The First First Lady

I had a hard time finding a good biography of Martha Washington. First I tried my public library. The only one in the adult biography section was Washington's Lady by Elswyth Thane.




This book was not at all what I was looking for. First of all, it was novelized. Which doesn't always mean the book will be bad. I have really enjoyed some novelized books. Like Mount Vernon Love Story by Mary Higgins Clark. I read this book about six years ago or so and it was excellent in revealing the heart of historic figures and giving a basic overview of their lives.



But this time I really wanted to read a biography about Martha Custis Washington and the details of her life. And the details were certainly not in Thane's book. In fact, it was more about George Washington. And it also portrayed Martha as an idiot. I stopped reading the book a third of the way through after the author describes her in her sitting room with George and all his political friends and Martha thinks to herself she had no idea what they were talking about all this conflict with the British. What did it all mean?  Since I had already read about Abigail Adams, I now knew that women DID know what was going on in the political scene. Especially the wife of a war hero!

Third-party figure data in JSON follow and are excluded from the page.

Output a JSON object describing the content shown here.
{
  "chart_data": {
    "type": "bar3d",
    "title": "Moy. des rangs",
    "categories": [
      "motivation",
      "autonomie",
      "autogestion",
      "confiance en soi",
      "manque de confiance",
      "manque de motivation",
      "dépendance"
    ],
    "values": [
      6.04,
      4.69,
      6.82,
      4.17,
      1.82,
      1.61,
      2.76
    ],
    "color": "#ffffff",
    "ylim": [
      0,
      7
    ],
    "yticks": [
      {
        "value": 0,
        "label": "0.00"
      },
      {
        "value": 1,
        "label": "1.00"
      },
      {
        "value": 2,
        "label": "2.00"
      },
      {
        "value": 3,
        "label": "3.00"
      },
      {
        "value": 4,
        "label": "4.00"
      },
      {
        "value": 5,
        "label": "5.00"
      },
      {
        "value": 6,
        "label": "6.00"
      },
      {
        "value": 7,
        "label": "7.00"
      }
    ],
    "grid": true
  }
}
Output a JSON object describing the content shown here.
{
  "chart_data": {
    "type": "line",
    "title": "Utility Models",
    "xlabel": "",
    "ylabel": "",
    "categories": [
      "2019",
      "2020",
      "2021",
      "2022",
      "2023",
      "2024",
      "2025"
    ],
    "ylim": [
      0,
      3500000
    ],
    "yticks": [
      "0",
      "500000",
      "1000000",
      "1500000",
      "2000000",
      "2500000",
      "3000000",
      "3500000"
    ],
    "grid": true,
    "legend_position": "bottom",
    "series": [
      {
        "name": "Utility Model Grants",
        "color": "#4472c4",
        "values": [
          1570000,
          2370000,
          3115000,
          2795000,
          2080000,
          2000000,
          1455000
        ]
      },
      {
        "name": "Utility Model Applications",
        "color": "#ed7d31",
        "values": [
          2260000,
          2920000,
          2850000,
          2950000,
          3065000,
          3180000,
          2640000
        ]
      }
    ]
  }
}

So I returned that book and purchased  Martha Washington: A Brief Biography by Ellen McCallister Clark.


Martha Washington: A Brief Biography (The George Washington Bookshelf)

This book was brief but full of information. Martha was known as a charming hostess and was greatly admired by the troops because she stayed with George every winter wherever he was encamped during the Revolution and functioned as a nurse and morale booster.

Martha was quite rich! Her resources and money from her first marriage threw George into the right circles to advance him politically.

She had two children from her first marriage. Her daughter was very sickly and died at the age of 17. Her son "had been given every advantage but lacked ambition and direction as he grew into manhood." Basically, Martha (and George) were over indulgent with her son and did not give him proper discipline. The author does not explore why. Maybe because their attentions were given to the country's formation? Maybe she was too broken over having been widowed at a young age and burying two babies then her teen aged daughter? Whatever the reason, this seems to be a pattern that is emerging as I read the First Ladies: successful in politics doesn't necessarily mean successful in parenting (stay tuned for Dolley Madison...) But it's a good warning to me as a mother. I have lots of duties outside the walls of my home, but I cannot be lax in discipline and attention to my own children.

I do not feel like I "know" Martha like I "know" Abigail Adams. I think that was because I choose a brief biography. After I finished this book in June 2011, I determined to read longer biographies so I could know the First Ladies more fully. And to challenge myself to become a reader of long books rather than a reader of short books.